Lamine Diack ne doit pas être «un bouc émissaire»
Me Simon Ndiaye de revenir à la charge. Selon lui, Lamine Diack n’a joué aucun rôle direct ou indirect dans cette corruption dont on parle. «Lamine Diack n’a jamais remis de l’argent ou demandé de l’argent à qui ce soit d’une manière illégale ou illicite», a-t-il noté. Avant d’accuser à son tour le Tribunal et Sébastian Coe (l’actuel Président de l’Iaaf) de prendre son client pour «un bouc émissaire» pour purifier ou nettoyer l’Iaaf. L’avocat de la défense demande même au Tribunal d’établir le degré de responsabilité de Sébastian Coe qui était à l’époque des faits le vice-président de l’institution.
Quid de Papa Massata ? Jugé à son absence, Diack-fils est défendu sur le volet par Me Antoine Beauquier. En commençant sa plaidoirie, l’avocat de Papa Massata Diack dit à la juge qu’il a un message de la part de son client. «Il m’a dit d’annoncer à la juge qu’il ne s’est jamais occupé du dopage. Il s’est mêlé parce que tout simplement il y a eu un jour le dossier du dopage s’est télescopé avec ses compétences de marketing. C’est pour cela qu’il a eu à gérer quelques dossiers sur le dopage.»
Délibéré le 16 septembre
Son conseil qui a eu au téléphone son client, juste avant d’entrer dans la salle d’audience, affirme à la juge que Papa Massata Diack n’est pas riche grâce à son père. «Mon client est riche, extrêmement riche. Mais pas grâce à son père. Et Monaco ne peut pas l’accepter», annonce Me Beauquier. Il rappelle les compétences et le parcours professionnel de son client en insistant sur son statut d’entrepreneur. «On présente mon client comme le complice de son père, c’est lui manquer de respect», assène-t-il.

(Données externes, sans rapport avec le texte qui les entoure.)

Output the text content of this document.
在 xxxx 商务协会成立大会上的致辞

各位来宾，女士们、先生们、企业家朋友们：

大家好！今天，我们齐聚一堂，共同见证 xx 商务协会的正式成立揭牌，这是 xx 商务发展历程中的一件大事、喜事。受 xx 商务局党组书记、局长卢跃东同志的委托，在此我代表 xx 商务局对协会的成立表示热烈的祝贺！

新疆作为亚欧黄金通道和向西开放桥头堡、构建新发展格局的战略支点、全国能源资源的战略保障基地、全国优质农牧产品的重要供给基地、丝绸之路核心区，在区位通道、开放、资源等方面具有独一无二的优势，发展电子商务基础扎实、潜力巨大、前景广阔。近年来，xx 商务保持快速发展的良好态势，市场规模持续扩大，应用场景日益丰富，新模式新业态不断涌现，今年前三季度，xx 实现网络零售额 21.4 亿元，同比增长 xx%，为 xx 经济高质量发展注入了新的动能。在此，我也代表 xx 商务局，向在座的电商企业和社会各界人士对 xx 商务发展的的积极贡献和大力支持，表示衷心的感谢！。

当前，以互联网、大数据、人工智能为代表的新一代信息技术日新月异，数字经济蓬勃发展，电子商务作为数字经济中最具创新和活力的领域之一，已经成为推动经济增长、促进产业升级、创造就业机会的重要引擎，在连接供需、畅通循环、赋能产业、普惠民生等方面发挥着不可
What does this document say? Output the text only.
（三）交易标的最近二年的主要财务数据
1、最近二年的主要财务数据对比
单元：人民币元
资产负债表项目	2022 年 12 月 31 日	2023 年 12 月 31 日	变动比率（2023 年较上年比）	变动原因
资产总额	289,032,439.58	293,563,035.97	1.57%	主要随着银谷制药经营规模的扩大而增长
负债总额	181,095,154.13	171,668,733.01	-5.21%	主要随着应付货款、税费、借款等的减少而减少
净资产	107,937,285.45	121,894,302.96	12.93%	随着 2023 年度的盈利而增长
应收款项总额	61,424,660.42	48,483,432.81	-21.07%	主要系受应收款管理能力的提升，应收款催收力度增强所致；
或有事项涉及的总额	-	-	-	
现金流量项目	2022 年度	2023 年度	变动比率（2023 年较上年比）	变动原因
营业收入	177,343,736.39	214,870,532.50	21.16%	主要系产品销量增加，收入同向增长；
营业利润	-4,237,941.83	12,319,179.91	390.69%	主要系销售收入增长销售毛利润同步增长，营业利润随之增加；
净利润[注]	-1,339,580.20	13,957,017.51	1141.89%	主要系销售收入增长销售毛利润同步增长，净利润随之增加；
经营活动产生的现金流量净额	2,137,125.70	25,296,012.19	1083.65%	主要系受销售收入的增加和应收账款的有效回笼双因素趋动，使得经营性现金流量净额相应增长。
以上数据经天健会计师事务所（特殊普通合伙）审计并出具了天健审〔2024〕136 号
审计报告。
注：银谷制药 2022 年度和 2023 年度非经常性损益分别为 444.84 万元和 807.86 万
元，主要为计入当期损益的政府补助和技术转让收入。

Quant à Habib Cissé, ses avocats dénoncent «une instruction à charge». «Mme la juge, l’instruction de ce dossier conforte le rapport de l’Agence mondiale antidopage (Ama). Je dénonce cette instruction à charge contre Me Cissé», a d’emblée annoncé Me Cédric Labrousse. Selon lui, ce rapport porte atteinte à la présomption d’innocence de son client. Ce rapport de l’Ama qu’il qualifie «d’accusateur» n’est rien d’autre, d’après Me Labrousse, une façon de prêter à Habib Cissé des pouvoirs de ralentir des sanctions des athlètes russes alors «que Habib Cissé intervenait comme simple avocat à l’Iaaf».
Notons que la date du délibéré du procès des Diack est calée pour le mercredi 16 septembre 2020 au Tribunal du Parquet financier de Paris.